DNA REPLICATION CHECKPOINT

DNA 复制检查点

• 批准号: 6386497
• 负责人: PAUL RUSSELL
• 金额: $ 31.9万
• 依托单位: SCRIPPS RESEARCH INSTITUTE, THE
• 依托单位国家: 美国
• 财政年份: 1999
• 资助国家: 美国
• 起止时间: 1999-05-01 至 2003-04-30
• 项目状态: 已结题
• 来源: https://reporter.nih.gov/project-details/6386497
• 关键词: DNA replication; SDS polyacrylamide gel electrophoresis; Schizosaccharomyces pombe; cell cycle; cytogenetics; enzyme activity; flow cytometry; fungal genetics; gel mobility shift assay; gene mutation; hydroxyurea; immunofluorescence technique; immunoprecipitation; mass spectrometry; nucleic acid sequence; phosphorylation; polymerase chain reaction; protein kinase; protein structure function; transcription factor; western blottings

Eukaryotic cells use cell cycle checkpoints to ensure that mitosis is delayed until chromosomes are completely replicated and repaired. Checkpoint mutants in yeast and mammalian cells are hypersensitive to agents that inhibit DNA synthesis or damage DNA. Checkpoint mutants in mammalian cells are also prone to rearrangement, fragmentation or loss of chromosomes, events that are often causally associated with cancer and other diseases. The aim of this project is to understand at a very basic level the checkpoint events that are engaged when DNA replication is slowed or halted by the drug hydroxyurea (HU). This replication or HU checkpoint prevents the onset of mitosis. The studies will be carried out with the fission yeast Schizosaccharomyces pombe. This organism has served as an outstanding model system for the investigation of cell cycle and checkpoint controls that are generally conserved amongst most species, including humans. The investigations will focus on Cds1, a protein kinase that appears to play a central role in the replication checkpoint. The project has three specific aims. The first aim is to understand how Cds1 helps to enforce the replication checkpoint. Proteins that regulate the onset of mitosis will be evaluated as targets of Cds1. The second aim is to understand how Cds1 is regulated. Mechanisms that activate Cds1 and cause it to phosphorylate its substrates will be investigated. The third aim is to uncover the mechanism that restricts nuclear localization of Cds1 to the DNA synthesis (S) phase of the cell cycle. These studies will improve the understanding of Cds1 as an important element of checkpoint mechanisms in fission yeast and will provide a framework for investigating the functions of homologous proteins in humans.

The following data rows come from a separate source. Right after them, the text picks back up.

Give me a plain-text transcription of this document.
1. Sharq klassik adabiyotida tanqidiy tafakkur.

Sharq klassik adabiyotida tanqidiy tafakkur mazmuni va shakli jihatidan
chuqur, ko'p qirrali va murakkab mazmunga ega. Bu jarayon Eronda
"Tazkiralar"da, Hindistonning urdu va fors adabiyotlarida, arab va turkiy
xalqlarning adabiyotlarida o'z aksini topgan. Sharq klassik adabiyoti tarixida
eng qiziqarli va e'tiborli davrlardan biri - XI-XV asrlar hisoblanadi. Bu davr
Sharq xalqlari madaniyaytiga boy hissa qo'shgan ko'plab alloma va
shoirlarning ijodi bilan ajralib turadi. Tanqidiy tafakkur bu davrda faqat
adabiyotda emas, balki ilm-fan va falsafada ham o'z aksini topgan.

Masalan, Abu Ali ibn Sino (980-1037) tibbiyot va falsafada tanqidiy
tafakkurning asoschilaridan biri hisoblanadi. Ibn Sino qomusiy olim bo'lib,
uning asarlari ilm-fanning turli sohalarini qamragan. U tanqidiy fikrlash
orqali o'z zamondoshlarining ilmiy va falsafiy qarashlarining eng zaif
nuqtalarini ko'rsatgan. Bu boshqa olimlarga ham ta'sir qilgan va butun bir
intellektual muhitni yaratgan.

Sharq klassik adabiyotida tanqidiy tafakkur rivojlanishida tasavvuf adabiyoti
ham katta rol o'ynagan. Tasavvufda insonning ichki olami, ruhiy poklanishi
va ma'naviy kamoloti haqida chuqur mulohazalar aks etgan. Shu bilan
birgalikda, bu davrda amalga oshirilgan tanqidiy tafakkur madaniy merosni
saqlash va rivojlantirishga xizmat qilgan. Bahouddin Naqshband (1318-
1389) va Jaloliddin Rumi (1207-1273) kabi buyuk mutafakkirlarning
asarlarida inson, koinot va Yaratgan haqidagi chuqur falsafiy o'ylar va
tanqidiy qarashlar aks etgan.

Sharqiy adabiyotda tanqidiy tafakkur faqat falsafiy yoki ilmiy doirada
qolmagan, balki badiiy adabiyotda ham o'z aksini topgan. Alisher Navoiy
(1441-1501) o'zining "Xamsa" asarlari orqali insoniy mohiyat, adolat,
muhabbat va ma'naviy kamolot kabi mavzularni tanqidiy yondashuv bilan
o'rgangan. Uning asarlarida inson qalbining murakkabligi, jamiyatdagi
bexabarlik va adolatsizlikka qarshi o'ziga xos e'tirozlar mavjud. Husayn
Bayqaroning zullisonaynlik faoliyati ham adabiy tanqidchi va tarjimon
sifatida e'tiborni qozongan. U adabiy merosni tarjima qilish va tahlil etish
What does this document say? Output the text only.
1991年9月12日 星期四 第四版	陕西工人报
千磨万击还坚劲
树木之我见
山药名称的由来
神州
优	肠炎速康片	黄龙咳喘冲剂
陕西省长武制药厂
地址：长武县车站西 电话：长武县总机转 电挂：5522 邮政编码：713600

真核细胞使用细胞周期检查点来确保有丝分裂被延迟，直到染色体完全复制和修复。酵母和哺乳动物细胞中的检查点突变体对抑制DNA合成或损伤DNA的试剂过敏。 哺乳动物细胞中的检查点突变体也容易发生染色体重排、断裂或丢失，这些事件通常与癌症和其他疾病有因果关系。 该项目的目的是在一个非常基本的水平上了解当DNA复制被药物羟基脲（HU）减慢或停止时所参与的检查点事件。 这种复制或HU检查点阻止有丝分裂的开始。 研究将使用裂殖酵母粟酒裂殖酵母进行。 这种生物体已成为研究细胞周期和检查点控制的杰出模型系统，这些细胞周期和检查点控制通常在大多数物种（包括人类）中保守。 研究将集中在Cds1上，这是一种蛋白激酶，似乎在复制检查点中起着核心作用。 该项目有三个具体目标。 第一个目标是了解Cds1如何帮助实施复制检查点。 调节有丝分裂开始的蛋白质将作为Cds1的靶标进行评价。 第二个目的是了解Cds1是如何调节的。 将研究激活Cds1并使其磷酸化其底物的机制。 第三个目的是揭示限制Cds1的核定位到细胞周期的DNA合成（S）期的机制。 这些研究将提高对Cds1作为裂变酵母中检查点机制的重要元素的理解，并将为研究人类同源蛋白质的功能提供框架。